Wiesz coo! Tylko mnie nie denerwuj, ze Ty len jestes!! Kto jak kto, ale Ty to wzorowa dietkowiczka jestes :) A co do ciuchow, nie martw sie, mam to samo :) :p Aaa i u nas tez kiepa z pogoda :D
Wersja do druku
Wiesz coo! Tylko mnie nie denerwuj, ze Ty len jestes!! Kto jak kto, ale Ty to wzorowa dietkowiczka jestes :) A co do ciuchow, nie martw sie, mam to samo :) :p Aaa i u nas tez kiepa z pogoda :D
Czas sie wybrac na zakupy:) jak szytko za duze to nie ma wyjscia:)
Kurcze ale ładnie dziwisiaj sie trzymasz a ja se folguje na wieczor juz drugi dzien... chyba mój organizm chce troche sadełka na zime zgromadzic:) ja mu dam! niech zapomni!! jutro ja mu pokaze.. nie bedzie mi rozkazywał, że mam cos słodkiego zjesc.. o nie! 2 dni do wazenia a ja chce zobaczyc ani grama wiecej! wrr... wiesz siedzenie w domu mi sie słuzy, a wczoraj cały dzien w domu dzis tez udało mi sie juz popołudniu wrocic i prosze rozbestwiam sie... Asiu prosze dobrowadz mnie do pionu:)
Kurcze szkoda ze jestesmy tak strasznie rozsypane po całej polsce i jeszcze dalej... chetnie bym poszła z Toba i innymi dzewczynami na fitnesik:) no moze procz tych z watku "nastolatki" bo bym sie zakompleksiła:)
miłego wieczoru i owocnej nauki!!:)
coś sie skiepsciło i 3 razy ta sama wiadomosc ... :roll:
Asq nie dam rady dziś nic poczytać Twojego wąteczku bo... przypomniało mi się że na jutro mam 'Króla Edypa' przeczytać :shock: :? no tak sleroza nie boli (a czasem to myślę że szkoda :wink: ) ale jak tylko znajdę wolną chwilkę to obiecuję że coś przejrzę :)
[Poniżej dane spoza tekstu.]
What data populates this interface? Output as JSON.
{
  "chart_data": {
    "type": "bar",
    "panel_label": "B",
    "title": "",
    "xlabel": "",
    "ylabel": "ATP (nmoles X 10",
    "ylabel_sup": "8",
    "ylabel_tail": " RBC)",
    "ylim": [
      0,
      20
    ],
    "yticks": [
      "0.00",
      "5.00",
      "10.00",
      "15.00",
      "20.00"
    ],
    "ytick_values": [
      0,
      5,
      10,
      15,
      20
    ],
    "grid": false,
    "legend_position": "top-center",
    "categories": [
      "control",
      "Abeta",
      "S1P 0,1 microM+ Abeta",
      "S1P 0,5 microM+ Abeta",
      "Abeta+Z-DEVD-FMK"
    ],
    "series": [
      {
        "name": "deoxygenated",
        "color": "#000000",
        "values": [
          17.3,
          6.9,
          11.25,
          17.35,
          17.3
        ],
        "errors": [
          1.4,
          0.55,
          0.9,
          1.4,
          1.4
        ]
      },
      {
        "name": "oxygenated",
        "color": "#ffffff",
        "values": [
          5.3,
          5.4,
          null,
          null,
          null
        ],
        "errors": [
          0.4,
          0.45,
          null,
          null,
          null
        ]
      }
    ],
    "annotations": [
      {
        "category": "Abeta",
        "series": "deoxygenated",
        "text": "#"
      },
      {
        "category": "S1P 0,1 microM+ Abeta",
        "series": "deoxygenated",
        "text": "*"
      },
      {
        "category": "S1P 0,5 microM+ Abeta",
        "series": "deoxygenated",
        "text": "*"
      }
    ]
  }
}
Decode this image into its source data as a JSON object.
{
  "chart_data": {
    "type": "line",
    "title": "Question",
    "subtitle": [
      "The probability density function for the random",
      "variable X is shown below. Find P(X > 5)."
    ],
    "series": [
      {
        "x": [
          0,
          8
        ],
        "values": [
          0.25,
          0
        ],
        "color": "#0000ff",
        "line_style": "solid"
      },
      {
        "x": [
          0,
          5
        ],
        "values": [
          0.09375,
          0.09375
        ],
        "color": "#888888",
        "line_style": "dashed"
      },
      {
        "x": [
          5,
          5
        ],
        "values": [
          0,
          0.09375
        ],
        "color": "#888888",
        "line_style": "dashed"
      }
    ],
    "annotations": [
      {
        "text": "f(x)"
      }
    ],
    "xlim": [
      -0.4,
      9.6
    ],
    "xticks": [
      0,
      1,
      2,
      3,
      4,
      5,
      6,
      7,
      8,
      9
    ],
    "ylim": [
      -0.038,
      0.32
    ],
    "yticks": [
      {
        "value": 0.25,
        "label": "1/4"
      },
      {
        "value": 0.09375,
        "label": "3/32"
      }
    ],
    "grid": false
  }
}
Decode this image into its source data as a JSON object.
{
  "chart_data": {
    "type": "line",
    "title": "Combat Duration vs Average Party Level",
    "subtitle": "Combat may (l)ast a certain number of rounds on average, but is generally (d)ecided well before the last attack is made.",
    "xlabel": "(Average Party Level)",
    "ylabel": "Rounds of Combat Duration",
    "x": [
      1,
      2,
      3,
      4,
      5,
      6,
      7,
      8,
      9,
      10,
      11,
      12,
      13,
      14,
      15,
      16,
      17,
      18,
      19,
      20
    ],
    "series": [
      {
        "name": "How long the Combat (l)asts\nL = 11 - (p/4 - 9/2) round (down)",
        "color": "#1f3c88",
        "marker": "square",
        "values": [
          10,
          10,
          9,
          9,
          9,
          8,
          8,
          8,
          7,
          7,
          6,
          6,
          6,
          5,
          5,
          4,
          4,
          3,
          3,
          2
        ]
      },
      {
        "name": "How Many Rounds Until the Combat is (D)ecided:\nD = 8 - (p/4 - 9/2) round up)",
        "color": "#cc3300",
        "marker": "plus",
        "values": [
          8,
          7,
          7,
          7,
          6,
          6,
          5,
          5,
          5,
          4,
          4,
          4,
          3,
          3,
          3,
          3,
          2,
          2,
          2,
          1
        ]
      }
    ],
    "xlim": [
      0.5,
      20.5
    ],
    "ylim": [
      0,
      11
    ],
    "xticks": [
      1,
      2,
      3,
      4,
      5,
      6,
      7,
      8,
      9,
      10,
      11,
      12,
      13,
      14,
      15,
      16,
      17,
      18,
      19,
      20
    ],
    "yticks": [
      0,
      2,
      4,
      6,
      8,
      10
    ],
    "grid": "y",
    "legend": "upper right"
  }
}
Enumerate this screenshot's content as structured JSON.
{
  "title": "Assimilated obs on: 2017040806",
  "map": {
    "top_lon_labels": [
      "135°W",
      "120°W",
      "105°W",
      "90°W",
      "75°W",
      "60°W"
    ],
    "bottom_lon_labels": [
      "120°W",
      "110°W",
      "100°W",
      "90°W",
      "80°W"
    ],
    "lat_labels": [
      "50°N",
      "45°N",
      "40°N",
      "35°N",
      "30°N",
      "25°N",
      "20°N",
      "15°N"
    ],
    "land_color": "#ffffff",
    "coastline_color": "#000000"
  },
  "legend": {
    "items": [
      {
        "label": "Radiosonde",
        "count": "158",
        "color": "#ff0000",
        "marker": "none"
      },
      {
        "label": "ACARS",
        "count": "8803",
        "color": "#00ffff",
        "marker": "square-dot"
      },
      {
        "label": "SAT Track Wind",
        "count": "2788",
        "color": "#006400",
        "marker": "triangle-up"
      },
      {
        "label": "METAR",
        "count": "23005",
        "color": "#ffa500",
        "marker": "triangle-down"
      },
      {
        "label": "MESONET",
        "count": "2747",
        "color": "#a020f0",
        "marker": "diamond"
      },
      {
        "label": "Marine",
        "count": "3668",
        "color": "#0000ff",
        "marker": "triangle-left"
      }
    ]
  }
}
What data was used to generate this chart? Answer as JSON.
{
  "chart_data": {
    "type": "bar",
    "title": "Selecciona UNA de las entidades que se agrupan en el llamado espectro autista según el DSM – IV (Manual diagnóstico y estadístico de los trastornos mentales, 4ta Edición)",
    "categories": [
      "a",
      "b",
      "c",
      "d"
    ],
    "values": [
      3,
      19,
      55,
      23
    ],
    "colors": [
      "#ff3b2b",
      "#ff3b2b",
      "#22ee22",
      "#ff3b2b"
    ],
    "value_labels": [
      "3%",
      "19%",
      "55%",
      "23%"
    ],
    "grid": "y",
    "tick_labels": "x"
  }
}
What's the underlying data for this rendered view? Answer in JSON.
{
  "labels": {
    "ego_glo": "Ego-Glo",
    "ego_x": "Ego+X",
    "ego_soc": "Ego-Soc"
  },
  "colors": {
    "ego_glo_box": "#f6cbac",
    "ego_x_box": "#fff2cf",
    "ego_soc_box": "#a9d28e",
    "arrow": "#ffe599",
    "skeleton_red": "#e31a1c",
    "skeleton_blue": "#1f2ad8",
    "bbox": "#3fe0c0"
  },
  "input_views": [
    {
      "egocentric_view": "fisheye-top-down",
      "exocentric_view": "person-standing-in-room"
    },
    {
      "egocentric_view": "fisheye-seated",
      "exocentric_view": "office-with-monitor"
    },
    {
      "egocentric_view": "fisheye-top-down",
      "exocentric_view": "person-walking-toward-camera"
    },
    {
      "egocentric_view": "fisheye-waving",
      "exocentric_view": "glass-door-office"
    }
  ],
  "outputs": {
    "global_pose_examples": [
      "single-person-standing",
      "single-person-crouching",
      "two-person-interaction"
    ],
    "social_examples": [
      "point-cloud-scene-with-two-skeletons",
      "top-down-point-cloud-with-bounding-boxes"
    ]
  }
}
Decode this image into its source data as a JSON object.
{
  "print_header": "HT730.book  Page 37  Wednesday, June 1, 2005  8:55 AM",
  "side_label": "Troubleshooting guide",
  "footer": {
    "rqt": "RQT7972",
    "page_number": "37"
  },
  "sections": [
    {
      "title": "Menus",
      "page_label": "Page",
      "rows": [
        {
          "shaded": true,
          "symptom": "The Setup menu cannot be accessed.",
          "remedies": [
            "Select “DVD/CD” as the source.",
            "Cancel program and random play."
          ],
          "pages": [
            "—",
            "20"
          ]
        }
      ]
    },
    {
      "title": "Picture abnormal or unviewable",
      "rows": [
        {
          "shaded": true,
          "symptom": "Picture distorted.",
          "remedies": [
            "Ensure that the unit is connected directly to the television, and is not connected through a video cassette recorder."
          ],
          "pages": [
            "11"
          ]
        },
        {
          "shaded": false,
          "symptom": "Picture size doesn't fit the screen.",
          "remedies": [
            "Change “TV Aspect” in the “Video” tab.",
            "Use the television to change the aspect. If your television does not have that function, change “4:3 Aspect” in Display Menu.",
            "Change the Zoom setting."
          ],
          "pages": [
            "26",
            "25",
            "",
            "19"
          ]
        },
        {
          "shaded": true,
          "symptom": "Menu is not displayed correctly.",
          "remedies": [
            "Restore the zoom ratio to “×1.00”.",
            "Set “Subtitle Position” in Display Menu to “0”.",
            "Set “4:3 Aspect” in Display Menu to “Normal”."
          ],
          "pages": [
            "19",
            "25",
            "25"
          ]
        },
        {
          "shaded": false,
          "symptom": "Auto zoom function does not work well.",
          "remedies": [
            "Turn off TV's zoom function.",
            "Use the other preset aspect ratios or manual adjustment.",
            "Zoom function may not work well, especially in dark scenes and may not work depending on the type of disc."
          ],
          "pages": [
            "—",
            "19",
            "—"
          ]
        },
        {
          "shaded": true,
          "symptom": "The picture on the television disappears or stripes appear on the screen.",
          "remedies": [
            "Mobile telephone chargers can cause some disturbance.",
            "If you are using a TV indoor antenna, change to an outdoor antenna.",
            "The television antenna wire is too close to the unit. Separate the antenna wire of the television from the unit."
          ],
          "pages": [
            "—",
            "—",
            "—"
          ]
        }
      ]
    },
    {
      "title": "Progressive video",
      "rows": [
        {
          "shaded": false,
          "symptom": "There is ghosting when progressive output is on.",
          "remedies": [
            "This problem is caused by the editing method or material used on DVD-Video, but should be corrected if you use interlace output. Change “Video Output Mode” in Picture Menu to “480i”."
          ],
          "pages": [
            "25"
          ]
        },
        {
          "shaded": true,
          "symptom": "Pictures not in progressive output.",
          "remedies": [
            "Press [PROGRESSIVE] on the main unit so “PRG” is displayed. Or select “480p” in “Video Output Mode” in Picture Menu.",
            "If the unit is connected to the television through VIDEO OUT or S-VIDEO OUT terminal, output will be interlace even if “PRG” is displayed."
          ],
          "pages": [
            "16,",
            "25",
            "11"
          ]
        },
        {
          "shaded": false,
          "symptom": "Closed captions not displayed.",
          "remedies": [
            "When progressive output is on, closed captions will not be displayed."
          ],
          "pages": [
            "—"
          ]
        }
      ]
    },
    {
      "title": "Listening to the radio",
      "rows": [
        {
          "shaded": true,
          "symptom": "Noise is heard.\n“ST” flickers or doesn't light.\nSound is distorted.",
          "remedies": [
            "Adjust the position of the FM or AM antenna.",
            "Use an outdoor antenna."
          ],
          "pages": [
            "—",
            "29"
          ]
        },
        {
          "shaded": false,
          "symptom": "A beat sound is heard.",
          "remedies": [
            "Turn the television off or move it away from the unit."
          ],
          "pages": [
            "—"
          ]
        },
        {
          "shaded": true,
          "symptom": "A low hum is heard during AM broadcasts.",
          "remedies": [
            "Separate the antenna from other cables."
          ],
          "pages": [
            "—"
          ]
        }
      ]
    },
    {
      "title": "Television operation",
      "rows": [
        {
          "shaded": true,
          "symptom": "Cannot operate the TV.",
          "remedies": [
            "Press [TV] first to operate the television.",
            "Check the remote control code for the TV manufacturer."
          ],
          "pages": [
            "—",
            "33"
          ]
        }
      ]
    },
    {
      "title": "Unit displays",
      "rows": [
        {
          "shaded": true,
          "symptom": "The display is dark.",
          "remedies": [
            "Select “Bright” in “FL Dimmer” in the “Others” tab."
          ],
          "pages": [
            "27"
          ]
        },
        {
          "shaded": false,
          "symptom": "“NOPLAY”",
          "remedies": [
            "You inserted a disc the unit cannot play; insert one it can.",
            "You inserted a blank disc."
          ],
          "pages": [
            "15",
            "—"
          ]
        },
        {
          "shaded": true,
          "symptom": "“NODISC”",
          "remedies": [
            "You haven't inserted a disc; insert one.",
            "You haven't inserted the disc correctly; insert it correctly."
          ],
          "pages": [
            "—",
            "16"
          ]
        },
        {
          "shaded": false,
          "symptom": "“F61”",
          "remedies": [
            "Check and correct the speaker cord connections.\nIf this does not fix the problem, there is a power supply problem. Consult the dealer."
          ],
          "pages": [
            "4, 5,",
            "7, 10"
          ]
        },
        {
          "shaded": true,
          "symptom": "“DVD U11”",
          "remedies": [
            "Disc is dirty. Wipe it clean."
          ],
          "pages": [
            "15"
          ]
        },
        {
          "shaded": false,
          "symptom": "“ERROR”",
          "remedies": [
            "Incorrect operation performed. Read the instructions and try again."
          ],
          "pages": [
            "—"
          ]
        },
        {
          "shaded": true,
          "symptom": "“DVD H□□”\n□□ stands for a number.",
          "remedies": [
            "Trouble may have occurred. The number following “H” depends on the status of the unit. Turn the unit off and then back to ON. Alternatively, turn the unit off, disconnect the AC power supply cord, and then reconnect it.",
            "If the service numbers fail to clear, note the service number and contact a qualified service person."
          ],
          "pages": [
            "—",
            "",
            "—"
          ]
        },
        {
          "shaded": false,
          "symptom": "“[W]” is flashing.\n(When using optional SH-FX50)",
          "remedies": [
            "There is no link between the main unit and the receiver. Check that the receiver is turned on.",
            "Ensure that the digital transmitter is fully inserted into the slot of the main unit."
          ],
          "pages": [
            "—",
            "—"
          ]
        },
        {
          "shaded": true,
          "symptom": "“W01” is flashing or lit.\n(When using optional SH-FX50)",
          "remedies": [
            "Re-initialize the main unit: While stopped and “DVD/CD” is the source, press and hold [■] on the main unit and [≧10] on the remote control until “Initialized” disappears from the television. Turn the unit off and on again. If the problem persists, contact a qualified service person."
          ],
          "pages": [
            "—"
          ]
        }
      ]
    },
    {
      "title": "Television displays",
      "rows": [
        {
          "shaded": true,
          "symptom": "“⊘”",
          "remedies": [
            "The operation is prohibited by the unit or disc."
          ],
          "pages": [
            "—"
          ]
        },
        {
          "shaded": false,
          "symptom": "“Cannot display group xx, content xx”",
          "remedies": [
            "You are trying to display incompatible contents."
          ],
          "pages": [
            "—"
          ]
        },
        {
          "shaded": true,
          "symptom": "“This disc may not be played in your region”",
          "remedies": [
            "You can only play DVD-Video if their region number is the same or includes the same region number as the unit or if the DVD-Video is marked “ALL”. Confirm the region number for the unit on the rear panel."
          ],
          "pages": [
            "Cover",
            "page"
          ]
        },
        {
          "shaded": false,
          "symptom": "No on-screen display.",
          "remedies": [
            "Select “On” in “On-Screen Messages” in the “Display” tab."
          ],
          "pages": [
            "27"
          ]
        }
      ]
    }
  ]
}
A dziś trzymałaś się bardzo ładnie - witam w klubie mających marchewkę na obiadek!!! :D Nie no, parówki, marchewka to może będziemy sobie jedzonko wysyłać? He he raz ja raz Ty... Będzie mniej gotowania :wink:
witajcie:) wróciła...i jak narazie zjadłam 950 kcal...ale szczerze mam ochote na buleczkez serkiem wiejskim albo dzemikiem hihhihi moze sobie pozwole:P
no w szkole było totalnie nudno..pierwszy raz trafił sie Nma wykładowca ktory normlanie powtarza sie słowo w słowo z wykładu..spałysmy normlanie z kumpelmia... ale jutro za to będzie całodzienna dawna adrenaliny;/ehhh
Her12 to czytaj czytaj "króla Edypa" i napsiz czy ciekawy bo ja ani jedenj ksiazki chyba nie przeczytałam w gimn i liceum :P
Boojeczko no trzymam sie jakos ale dzis troche slodkosci było ale wszystko wliczone w limit i rpzemyslane;p hihihih
a Ty wracaj do pionu jasne?:) FOLGOWANIU MÓWIMY ZDECYDOWANE NIE!!:P no ale by było super zrobić kiedys jakis zjazd forum albo cos...zeby kurde pogadac i podietkowac chociaz dzien razem hihihi:P
Ewelinko dobrze już Cie nie denerwuje:Pno ale napawrde z tymi cichami to u mnie totalna klapa;/ musze sie wybrac na zakupy ale wszystko jakeis drogie sie zrobilo ostatnio:/ hihih albo ja sknera ejstem:P
Katarinko no tak myślałam ze stacjonarny;p
Asiulku no włąsnie... glupie ubrania:P
ale mam ochote na cos słodkie ooo nie ide po wode:)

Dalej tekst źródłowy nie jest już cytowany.